Well that didn't copy and paste the way I thought it would.

It's basically saying 

Degrees Clark 6.23
Degrees German 4.98

Thanks again


----------



## ceg4048 (29 Jan 2013)

Hi,
   You need to stop worrying about this. You specifically stated in your OP that you measure the GH at 9. The water report is only a sampling of measurements taken at various location in your municipal zone. It does not provide measurements for every house on every block. So just carry on and forget about anything else.
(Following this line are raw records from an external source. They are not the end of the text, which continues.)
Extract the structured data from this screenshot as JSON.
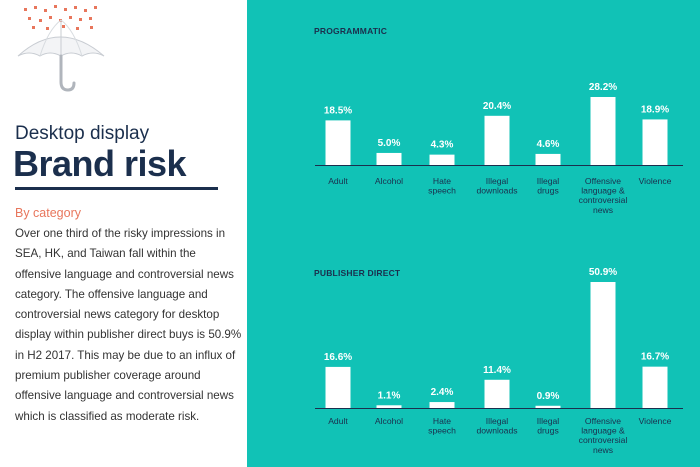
{
  "left_panel": {
    "title_small": "Desktop display",
    "title_big": "Brand risk",
    "category_heading": "By category",
    "body_text": "Over one third of the risky impressions in SEA, HK, and Taiwan fall within the offensive language and controversial news category. The offensive language and controversial news category for desktop display within publisher direct buys is 50.9% in H2 2017. This may be due to an influx of premium publisher coverage around offensive language and controversial news which is classified as moderate risk."
  },
  "colors": {
    "panel_background": "#11c2b6",
    "bar": "#ffffff",
    "title_navy": "#1b2f4d",
    "accent_coral": "#e8765c"
  },
  "icons": [
    "umbrella-icon"
  ],
  "chart_data": [
    {
      "type": "bar",
      "title": "PROGRAMMATIC",
      "categories": [
        "Adult",
        "Alcohol",
        "Hate speech",
        "Illegal downloads",
        "Illegal drugs",
        "Offensive language & controversial news",
        "Violence"
      ],
      "category_label_lines": [
        [
          "Adult"
        ],
        [
          "Alcohol"
        ],
        [
          "Hate",
          "speech"
        ],
        [
          "Illegal",
          "downloads"
        ],
        [
          "Illegal",
          "drugs"
        ],
        [
          "Offensive",
          "language &",
          "controversial",
          "news"
        ],
        [
          "Violence"
        ]
      ],
      "values": [
        18.5,
        5.0,
        4.3,
        20.4,
        4.6,
        28.2,
        18.9
      ],
      "value_labels": [
        "18.5%",
        "5.0%",
        "4.3%",
        "20.4%",
        "4.6%",
        "28.2%",
        "18.9%"
      ],
      "ylim": [
        0,
        28.2
      ],
      "axis_line": true,
      "grid": false
    },
    {
      "type": "bar",
      "title": "PUBLISHER DIRECT",
      "categories": [
        "Adult",
        "Alcohol",
        "Hate speech",
        "Illegal downloads",
        "Illegal drugs",
        "Offensive language & controversial news",
        "Violence"
      ],
      "category_label_lines": [
        [
          "Adult"
        ],
        [
          "Alcohol"
        ],
        [
          "Hate",
          "speech"
        ],
        [
          "Illegal",
          "downloads"
        ],
        [
          "Illegal",
          "drugs"
        ],
        [
          "Offensive",
          "language &",
          "controversial",
          "news"
        ],
        [
          "Violence"
        ]
      ],
      "values": [
        16.6,
        1.1,
        2.4,
        11.4,
        0.9,
        50.9,
        16.7
      ],
      "value_labels": [
        "16.6%",
        "1.1%",
        "2.4%",
        "11.4%",
        "0.9%",
        "50.9%",
        "16.7%"
      ],
      "ylim": [
        0,
        50.9
      ],
      "axis_line": true,
      "grid": false
    }
  ]
}
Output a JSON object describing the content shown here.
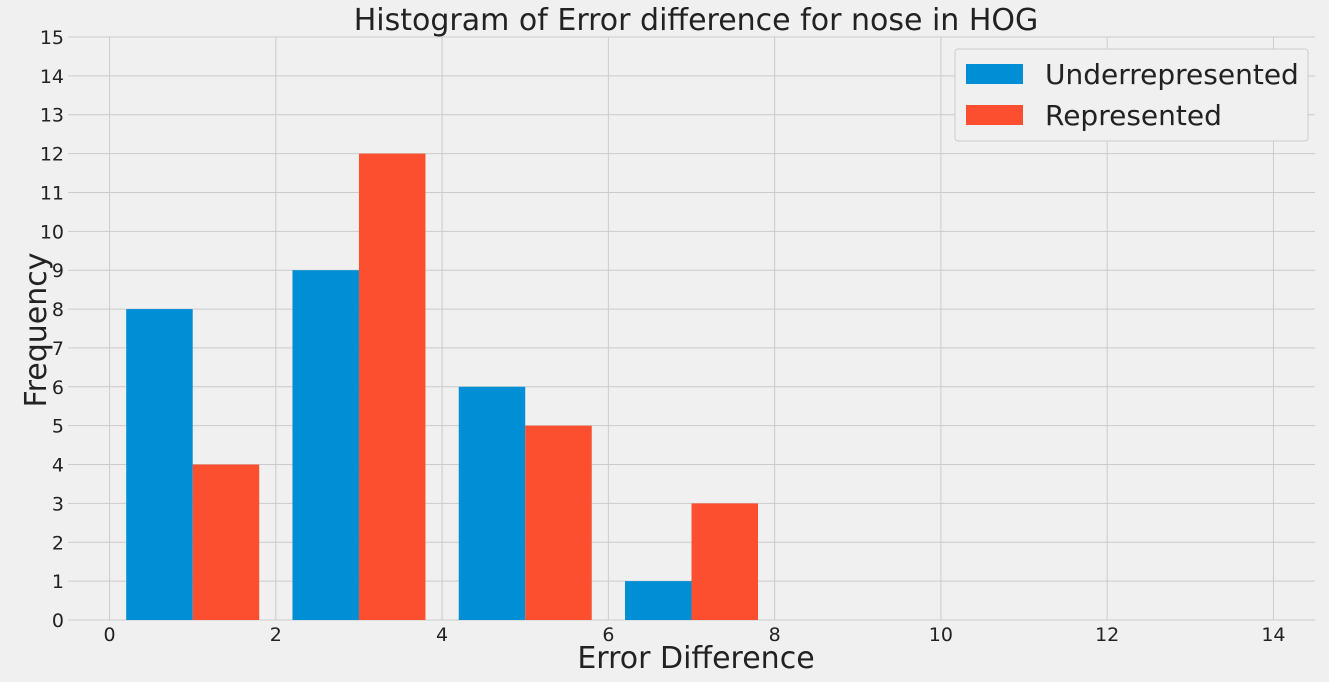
{
  "chart_data": {
    "type": "bar",
    "title": "Histogram of Error difference for nose in HOG",
    "xlabel": "Error Difference",
    "ylabel": "Frequency",
    "xlim": [
      -0.5,
      14.5
    ],
    "ylim": [
      0,
      15
    ],
    "x_ticks": [
      0,
      2,
      4,
      6,
      8,
      10,
      12,
      14
    ],
    "y_ticks": [
      0,
      1,
      2,
      3,
      4,
      5,
      6,
      7,
      8,
      9,
      10,
      11,
      12,
      13,
      14,
      15
    ],
    "bins": [
      {
        "start": 0.2,
        "end": 1.8
      },
      {
        "start": 2.2,
        "end": 3.8
      },
      {
        "start": 4.2,
        "end": 5.8
      },
      {
        "start": 6.2,
        "end": 7.8
      }
    ],
    "series": [
      {
        "name": "Underrepresented",
        "color": "#008fd5",
        "values": [
          8,
          9,
          6,
          1
        ]
      },
      {
        "name": "Represented",
        "color": "#fc4f30",
        "values": [
          4,
          12,
          5,
          3
        ]
      }
    ],
    "grid": true,
    "legend_position": "top-right"
  }
}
There are at least a half dozen ways to measure GH, just like there are plenty of ways to measure weight (grams or ounces) or distance (feet or meters). The test kits report in German degrees. It doesn't really matter if your measurements don't coincide with the report. Stop complicating your life.

Cheers,


----------



## j4the96 (29 Jan 2013)

Thanks for your reply. My problem is I don't know which EI starter kit to get from TNC. The soft water one or the hard water one. I also have CRS in my tank and don't really want to add any more magnesium but then again don't want my plants to suffer

Cheers


----------



## dw1305 (29 Jan 2013)

Hi all,


ceg4048 said:


> You need to stop worrying about this.


Ditto


j4the96 said:


> It's basically saying Degrees Clark 6.23 Degrees German 4.98


Same measurement, just different units. 1 dGH is approx 1.25 Clark <Hard water - Wikipedia, the free encyclopedia>, so ~5dGH and ~6.25 Clark.


j4the96 said:


> My problem is I don't know which EI starter kit to get from TNC. The soft water one or the hard water one. I also have CRS in my tank and don't really want to add any more magnesium but then again don't want my plants to suffer


If you live in the UK there is unlikely to be much magnesium (Mg) in your tap water. If you have RCS Red Cherry Shrimp, it won't bother them either way. If they are CRS Crystal Red Shrimp, I haven't kept them, but they would probably be better without EI. Have a look at "Ady34's" Nano thread: <Aquanano40 CRShrimp tank....little video | UK Aquatic Plant Society>

cheers Darel


----------